Creating Powerful Workforce With Juniors
"Our job descriptions demand several years of experience.
We wanted to hire seniors. But we don't have the budget to compete with these crazy salaries that companies are paying. Our funnel was empty.
Now we're hiring juniors instead, and it's going well for us."
This is the case for many Startups and SMEs these days.
Salaries have increased massively in recent years for tech workers. And these companies simply cannot compete for top-tier or even mid-tier talent.
I'm hearing some success stories of teams composed mostly of juniors.

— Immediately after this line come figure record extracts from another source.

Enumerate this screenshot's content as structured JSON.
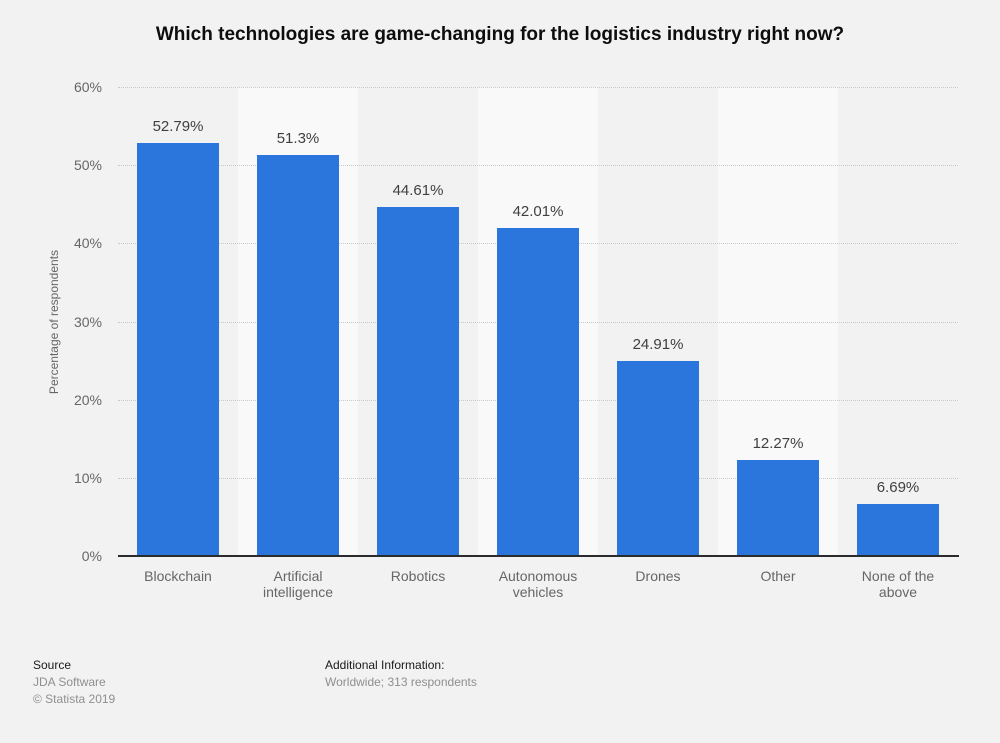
{
  "page": {
    "background_color": "#f2f2f2"
  },
  "title": "Which technologies are game-changing for the logistics industry right now?",
  "chart_data": {
    "type": "bar",
    "title": "Which technologies are game-changing for the logistics industry right now?",
    "categories": [
      "Blockchain",
      "Artificial intelligence",
      "Robotics",
      "Autonomous vehicles",
      "Drones",
      "Other",
      "None of the above"
    ],
    "values": [
      52.79,
      51.3,
      44.61,
      42.01,
      24.91,
      12.27,
      6.69
    ],
    "value_labels": [
      "52.79%",
      "51.3%",
      "44.61%",
      "42.01%",
      "24.91%",
      "12.27%",
      "6.69%"
    ],
    "xlabel": "",
    "ylabel": "Percentage of respondents",
    "ylim": [
      0,
      60
    ],
    "ytick_values": [
      0,
      10,
      20,
      30,
      40,
      50,
      60
    ],
    "ytick_labels": [
      "0%",
      "10%",
      "20%",
      "30%",
      "40%",
      "50%",
      "60%"
    ],
    "grid": "horizontal-dotted",
    "legend": "none",
    "bar_color": "#2b76dd",
    "band_colors": [
      "#f2f2f2",
      "#f9f9f9"
    ],
    "gridline_color": "#c9c9c9",
    "axis_line_color": "#2b2b2b",
    "value_label_color": "#404040",
    "tick_label_color": "#666666"
  },
  "footer": {
    "source_label": "Source",
    "source_value": "JDA Software",
    "copyright": "© Statista 2019",
    "additional_info_label": "Additional Information:",
    "additional_info_value": "Worldwide; 313 respondents"
  }
}
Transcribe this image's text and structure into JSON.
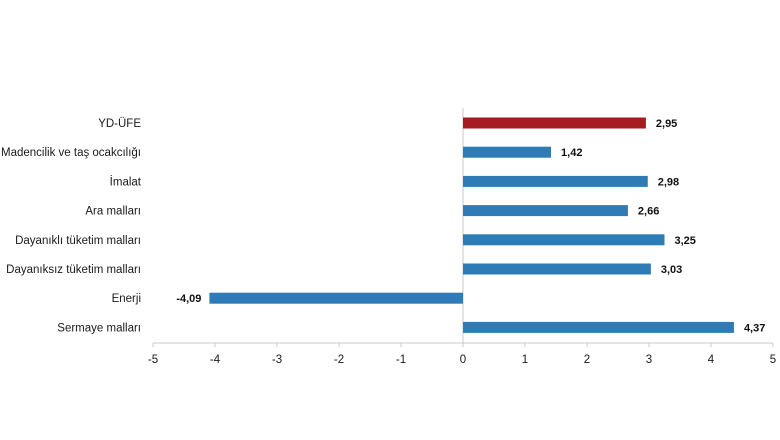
{
  "chart_data": {
    "type": "bar",
    "orientation": "horizontal",
    "title": "",
    "xlabel": "",
    "ylabel": "",
    "categories": [
      "YD-ÜFE",
      "Madencilik ve taş ocakcılığı",
      "İmalat",
      "Ara malları",
      "Dayanıklı tüketim malları",
      "Dayanıksız tüketim malları",
      "Enerji",
      "Sermaye malları"
    ],
    "values": [
      2.95,
      1.42,
      2.98,
      2.66,
      3.25,
      3.03,
      -4.09,
      4.37
    ],
    "value_labels": [
      "2,95",
      "1,42",
      "2,98",
      "2,66",
      "3,25",
      "3,03",
      "-4,09",
      "4,37"
    ],
    "xlim": [
      -5,
      5
    ],
    "x_ticks": [
      -5,
      -4,
      -3,
      -2,
      -1,
      0,
      1,
      2,
      3,
      4,
      5
    ],
    "x_tick_labels": [
      "-5",
      "-4",
      "-3",
      "-2",
      "-1",
      "0",
      "1",
      "2",
      "3",
      "4",
      "5"
    ],
    "grid": false,
    "legend": "none",
    "colors": {
      "highlight": "#a51c22",
      "bar": "#2f7bb6",
      "axis": "#c8c8c8"
    },
    "highlight_index": 0
  }
}
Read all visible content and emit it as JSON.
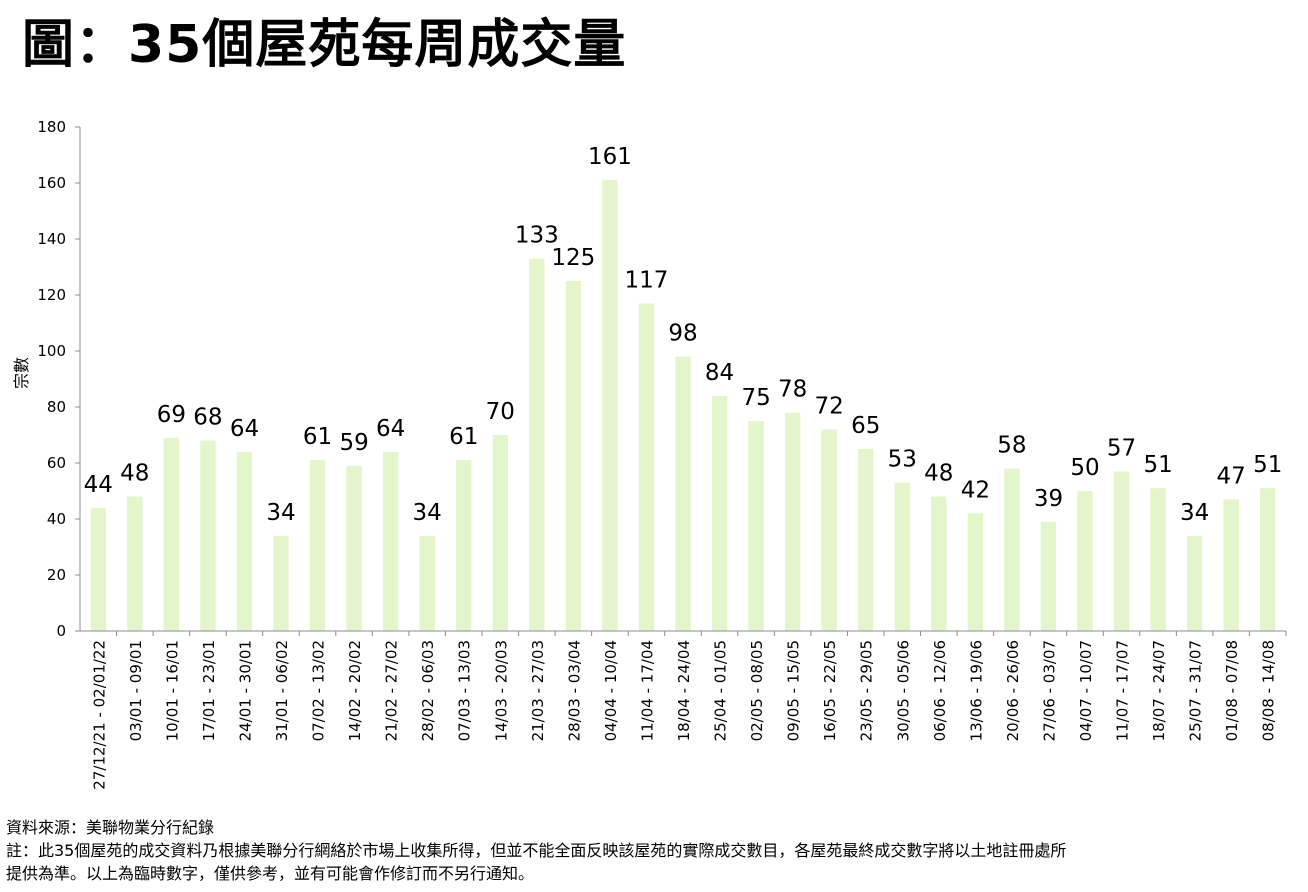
{
  "title": "圖：35個屋苑每周成交量",
  "footnotes": {
    "source": "資料來源：美聯物業分行紀錄",
    "note_line1": "註：此35個屋苑的成交資料乃根據美聯分行網絡於市場上收集所得，但並不能全面反映該屋苑的實際成交數目，各屋苑最終成交數字將以土地註冊處所",
    "note_line2": "提供為準。以上為臨時數字，僅供參考，並有可能會作修訂而不另行通知。"
  },
  "colors": {
    "bar": "#e2f5cb",
    "axis": "#8c8c8c"
  },
  "chart_data": {
    "type": "bar",
    "title": "圖：35個屋苑每周成交量",
    "xlabel": "",
    "ylabel": "宗數",
    "ylim": [
      0,
      180
    ],
    "yticks": [
      0,
      20,
      40,
      60,
      80,
      100,
      120,
      140,
      160,
      180
    ],
    "grid": false,
    "legend": "none",
    "categories": [
      "27/12/21 - 02/01/22",
      "03/01 - 09/01",
      "10/01 - 16/01",
      "17/01 - 23/01",
      "24/01 - 30/01",
      "31/01 - 06/02",
      "07/02 - 13/02",
      "14/02 - 20/02",
      "21/02 - 27/02",
      "28/02 - 06/03",
      "07/03 - 13/03",
      "14/03 - 20/03",
      "21/03 - 27/03",
      "28/03 - 03/04",
      "04/04 - 10/04",
      "11/04 - 17/04",
      "18/04 - 24/04",
      "25/04 - 01/05",
      "02/05 - 08/05",
      "09/05 - 15/05",
      "16/05 - 22/05",
      "23/05 - 29/05",
      "30/05 - 05/06",
      "06/06 - 12/06",
      "13/06 - 19/06",
      "20/06 - 26/06",
      "27/06 - 03/07",
      "04/07 - 10/07",
      "11/07 - 17/07",
      "18/07 - 24/07",
      "25/07 - 31/07",
      "01/08 - 07/08",
      "08/08 - 14/08"
    ],
    "values": [
      44,
      48,
      69,
      68,
      64,
      34,
      61,
      59,
      64,
      34,
      61,
      70,
      133,
      125,
      161,
      117,
      98,
      84,
      75,
      78,
      72,
      65,
      53,
      48,
      42,
      58,
      39,
      50,
      57,
      51,
      34,
      47,
      51
    ]
  }
}
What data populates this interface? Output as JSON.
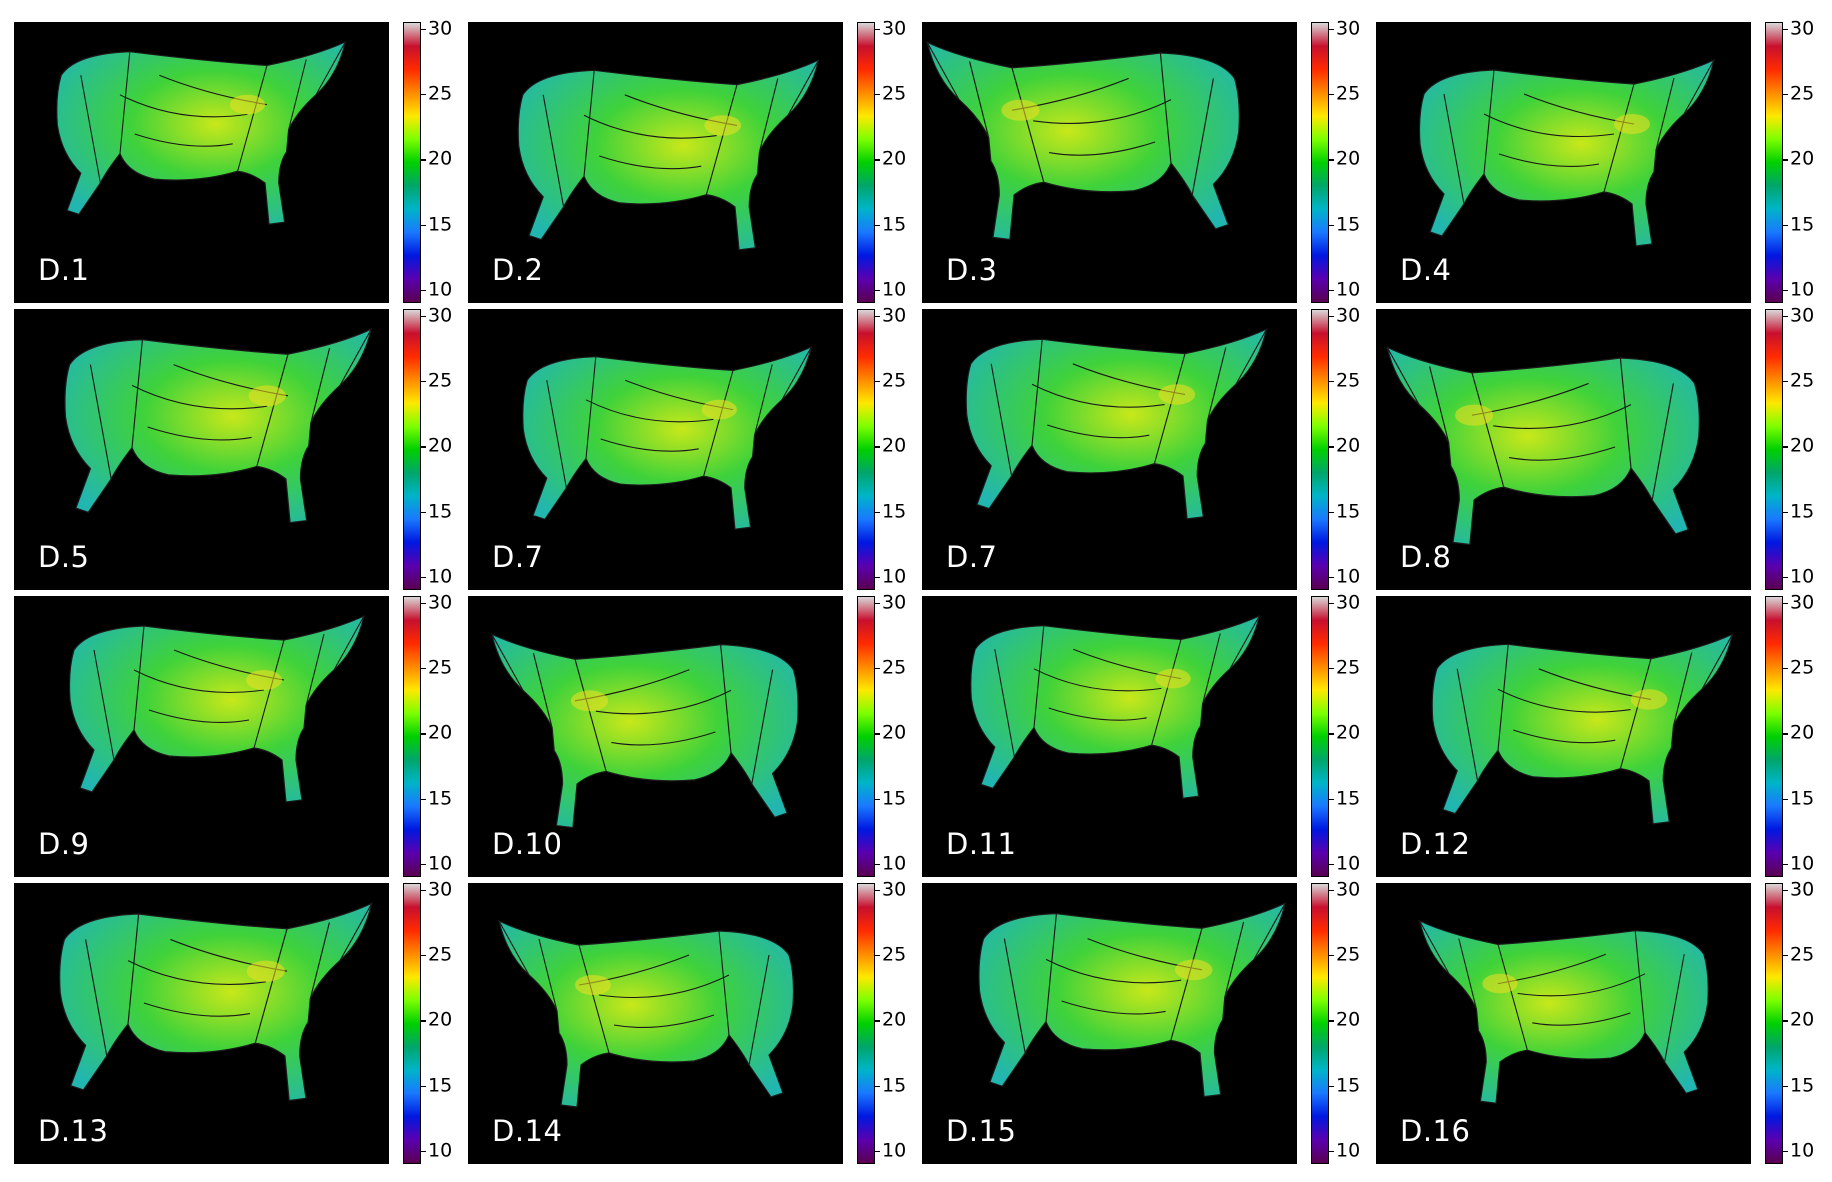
{
  "colorbar": {
    "min": 9,
    "max": 30.5,
    "ticks": [
      {
        "label": "30",
        "value": 30
      },
      {
        "label": "25",
        "value": 25
      },
      {
        "label": "20",
        "value": 20
      },
      {
        "label": "15",
        "value": 15
      },
      {
        "label": "10",
        "value": 10
      }
    ],
    "stops": [
      "#d8d8d8",
      "#c8102e",
      "#ff2a00",
      "#ff8a00",
      "#ffe800",
      "#7dff00",
      "#00d000",
      "#00a66a",
      "#00b4c8",
      "#1a78ff",
      "#0018e0",
      "#5a00b0",
      "#5a0050"
    ]
  },
  "panels": [
    {
      "label": "D.1",
      "facing": "right"
    },
    {
      "label": "D.2",
      "facing": "right"
    },
    {
      "label": "D.3",
      "facing": "left"
    },
    {
      "label": "D.4",
      "facing": "right"
    },
    {
      "label": "D.5",
      "facing": "right"
    },
    {
      "label": "D.7",
      "facing": "right"
    },
    {
      "label": "D.7",
      "facing": "right"
    },
    {
      "label": "D.8",
      "facing": "left"
    },
    {
      "label": "D.9",
      "facing": "right"
    },
    {
      "label": "D.10",
      "facing": "left"
    },
    {
      "label": "D.11",
      "facing": "right"
    },
    {
      "label": "D.12",
      "facing": "right"
    },
    {
      "label": "D.13",
      "facing": "right"
    },
    {
      "label": "D.14",
      "facing": "left"
    },
    {
      "label": "D.15",
      "facing": "right"
    },
    {
      "label": "D.16",
      "facing": "left"
    }
  ],
  "colors": {
    "background": "#000000",
    "body_green": "#3fd23a",
    "body_cyan": "#22b6b0",
    "body_yellow": "#c8e81a",
    "segment_lines": "#1a1a1a"
  }
}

1. Not All Juniors Are Alike
- A fresher from college is a junior
- A code bootcamp graduate is a junior
- A self taught dev who's been freelancing for a couple years is a junior
But they are all different profiles. It's important to clarify target skills and personality.
2. Invest in Onboarding Materials
Juniors won't simply "figure it out", they need more hand holding. In contrast, you should prepare onboarding instructions that include:
- Clear expectations for the role
- A checklist of items to complete in the first month
- A tutorial for each of those items
3. Invest in Learning Materials (On Top of Onboarding)
Some of these juniors might not have a sufficient level of knowledge in the tools you need them to work with.
You might need to accelerate their ramp up by having some skill based learning materials for them. This could be:
- A collection of links from the web that save them search time
- A few reference tutorials on those technologies
- A @udemy course on a required skill
- A partnership with a bootcamp or other institution to teach them certain skills
I've seen all of them work.
4. Senior Engineers Become Mentors
This strategy changes the shape of the Engineering team.
It's unrealistic to assume that existing Senior Engineers will continue having much bandwidth to be individual contributors. They won't be shipping as much code as before.
They'll become mentors, and will leverage their senior knowledge to teach these juniors hired for their team.
These are a few ways to transfer knowledge:
- Producing the materials mentioned above
- Onboarding support
- Pair programming
- Code reviews
- Run post mortems
5. Ask for Referrals
Every junior is a person with unique traits.
Ask around for referrals to top performing juniors. Explain the profile you're searching.
Some CTOs have high achieving juniors in their teams, but can't offer them growth opportunities. They might refer to you.